Rhaella me miró, ojos brillantes.

—Eso me gustaría.

—Pero esta vez —añadí— intenta no atacar por sorpresa.

Rhaella rió.

—No prometo nada.

—Oye —dijo Rhaella de pronto, ladeando la cabeza—. Ya que estamos hablando de rangos…

La miré.

—¿Sí?

—¿En qué nivel está Neyreth?

Parpadeé una vez.

Luego giré la mirada casi al mismo tiempo que mi madre hacia donde estaba él.

Neyreth seguía sentado en el banco de piedra, con el sanador mágico arrodillado frente a él, terminando de trazar los últimos sellos luminosos sobre su pecho y brazos. Estaba sudando, el cabello pegado a la frente, pero su respiración ya era más estable. Liana estaba cerca, vigilando cada gesto del sanador con atención quirúrgica.

—Buena pregunta —murmuré.

Rhaella sonrió, interesada.

—Lo digo en serio. Porque con lo que vi hace rato… —hizo un gesto amplio con la cabeza, señalando vagamente el jardín medio rehecho— eso no fue precisamente nivel bajo.

—No —admití—. No lo fue.

Me crucé de brazos, pensativa.

—El problema —continué— es que ahora que lo pienso… no tengo la menor idea.

Rhaella abrió los ojos con sorpresa.

—¿Cómo que no tienes idea?

—Literalmente —respondí—. Ninguna.

—Vamos, Siv —dijo—. Tú siempre sabes estas cosas.

—Esta vez no —negué—. Porque Neyreth no encaja bien en los parámetros normales.

Mi madre no intervino. Solo escuchaba.

—Mira —dije, levantando una mano—. Técnicamente, los rangos son ocho.

Rhaella asintió.

—Sí, sí, eso lo sé.

—Despertar —empecé—. Gente que apenas siente el mana.

—Niños, aprendices —añadió Rhaella.

—Luego Canalizadores —seguí—. Ya pueden mover mana de forma consciente.

—Básico —asintió.

—Modeladores —continué—. Los que ya dan forma real a la magia.
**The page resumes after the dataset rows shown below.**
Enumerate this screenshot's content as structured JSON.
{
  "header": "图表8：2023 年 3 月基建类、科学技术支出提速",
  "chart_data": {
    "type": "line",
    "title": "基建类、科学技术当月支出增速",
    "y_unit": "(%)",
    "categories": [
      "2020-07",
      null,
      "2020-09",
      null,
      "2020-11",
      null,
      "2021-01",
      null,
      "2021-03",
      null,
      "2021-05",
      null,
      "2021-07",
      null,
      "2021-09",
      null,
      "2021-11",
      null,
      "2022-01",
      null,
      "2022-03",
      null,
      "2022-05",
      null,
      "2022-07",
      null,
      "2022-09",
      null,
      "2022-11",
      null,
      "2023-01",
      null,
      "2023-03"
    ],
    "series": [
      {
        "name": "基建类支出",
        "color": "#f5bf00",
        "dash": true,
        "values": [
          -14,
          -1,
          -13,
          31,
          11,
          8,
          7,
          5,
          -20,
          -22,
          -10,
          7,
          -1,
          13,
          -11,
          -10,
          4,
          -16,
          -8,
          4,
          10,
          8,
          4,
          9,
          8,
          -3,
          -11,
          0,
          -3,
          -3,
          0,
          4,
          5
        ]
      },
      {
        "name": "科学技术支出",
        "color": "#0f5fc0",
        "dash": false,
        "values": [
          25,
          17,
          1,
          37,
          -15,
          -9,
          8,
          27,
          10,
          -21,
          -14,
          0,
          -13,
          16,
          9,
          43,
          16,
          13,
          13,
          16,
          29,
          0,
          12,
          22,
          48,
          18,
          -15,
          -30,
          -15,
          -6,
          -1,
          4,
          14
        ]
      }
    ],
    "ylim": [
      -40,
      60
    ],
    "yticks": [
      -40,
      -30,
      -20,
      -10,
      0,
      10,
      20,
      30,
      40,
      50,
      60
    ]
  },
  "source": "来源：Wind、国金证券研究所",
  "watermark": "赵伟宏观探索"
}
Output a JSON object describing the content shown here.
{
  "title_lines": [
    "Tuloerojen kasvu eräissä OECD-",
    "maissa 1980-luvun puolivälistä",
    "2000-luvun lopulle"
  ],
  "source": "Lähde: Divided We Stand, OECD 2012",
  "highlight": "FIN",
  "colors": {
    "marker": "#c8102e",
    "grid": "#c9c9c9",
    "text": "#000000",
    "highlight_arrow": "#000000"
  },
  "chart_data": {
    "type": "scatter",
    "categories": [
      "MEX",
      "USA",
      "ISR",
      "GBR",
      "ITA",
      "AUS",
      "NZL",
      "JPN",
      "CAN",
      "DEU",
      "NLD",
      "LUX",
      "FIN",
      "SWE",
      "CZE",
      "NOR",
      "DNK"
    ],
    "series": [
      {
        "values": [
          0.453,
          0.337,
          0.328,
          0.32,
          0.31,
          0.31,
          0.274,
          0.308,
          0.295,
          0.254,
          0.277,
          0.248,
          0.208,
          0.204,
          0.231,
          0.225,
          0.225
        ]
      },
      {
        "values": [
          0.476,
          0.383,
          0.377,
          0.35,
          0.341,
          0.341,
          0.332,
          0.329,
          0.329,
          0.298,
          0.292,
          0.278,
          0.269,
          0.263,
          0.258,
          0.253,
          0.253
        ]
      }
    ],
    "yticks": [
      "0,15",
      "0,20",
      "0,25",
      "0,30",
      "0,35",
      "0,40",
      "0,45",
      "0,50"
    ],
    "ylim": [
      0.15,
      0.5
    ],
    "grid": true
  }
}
—Ahí es donde empieza lo divertido.

—Después vienen los Dominantes —dije—. Control sólido, combate real, variaciones propias.

—Muchos soldados buenos se quedan ahí —comentó.

—Quinto rango: Custodios —dije, señalándome con el pulgar—. Donde estoy yo ahora.

Rhaella sonrió.

—Nada mal.

—Luego Maestros —añadí, mirándola a ella—. Que es donde estás tú.

Rhaella infló un poco el pecho, orgullosa, aun con los bloques de hielo en las manos.

—Requisito mínimo para sub-capitanes y capitanes —dijo—. Aunque muchos nunca deberían haber llegado ahí.

—Después vienen los Arcontes —seguí—. Gente que ya no solo domina su magia, sino que la impone al entorno.

—Monstruos —murmuró Rhaella.

—Y finalmente —terminé— Anclas.

Rhaella silbó bajo.

—Los que sostienen regiones enteras con su presencia mágica.

—Exacto —asentí.

Hubo un breve silencio.

—Entonces… —dijo ella despacio— ¿dónde lo pondrías?

Miré de nuevo a Neyreth.

El sanador retiró las manos, suspiró aliviado y dijo algo en voz baja que no alcancé a escuchar. Liana asintió y le agradeció. Neyreth levantó un poco la vista, claramente agotado, pero consciente.

—Sinceramente —dije—, ahora mismo no lo sé.

Rhaella frunció el ceño.

—¿Ahora mismo?

—Sí —respondí—. Porque acaba de despertar de casi dos meses en coma. Su cuerpo todavía se está adaptando. Su mana también.

—Pero lo que mostró… —insistió.

—Lo que mostró —la interrumpí— no fue su estado normal.

Rhaella me observó con atención.

—¿Entonces?

—Si lo analizo solo por lo que vi en el bosque —continué—, lo pondría en Custodios.

—¿Como tú?

—Como yo —asentí—. O incluso rozando Maestro.

Rhaella abrió la boca.

—¿En serio?

—En serio —respondí sin dudar—. Pero eso fue en condiciones extremas. Herido.

Exigiéndose más de lo que debía.

—Eso suele bajar el rendimiento, no subirlo —señaló.

—Con Neyreth no siempre funciona así —dije con una pequeña sonrisa torcida.

Rhaella soltó una risa.

—Claro que no.

—Ahora mismo —continué—, está inestable. Su control todavía no es constante. Así que evaluarlo hoy sería injusto… y peligroso.

Rhaella apoyó la espalda contra el banco, pensativa.

—Entonces, básicamente…

—Básicamente —dije—, Neyreth es una incógnita.

—Eso suena a problemas —sonrió ella.

—Siempre lo ha sido —respondí.

Rhaella miró de nuevo hacia él.

—Bueno —dijo—. Sea lo que sea… no es un simple Dominante.

—No —negué—. Eso seguro que no.

Neyreth levantó la cabeza justo en ese momento, como si hubiera sentido que hablábamos de él.

—¿Qué? —preguntó, con voz cansada—. ¿Por qué me miran así?

Rhaella sonrió con inocencia exagerada.

—Nada —dijo—. Solo decidiendo en qué categoría de desastre entras.

Él suspiró.

—Genial.

Yo sonreí.

—Descansa —le dije—. Ya tendremos tiempo de poner etiquetas después.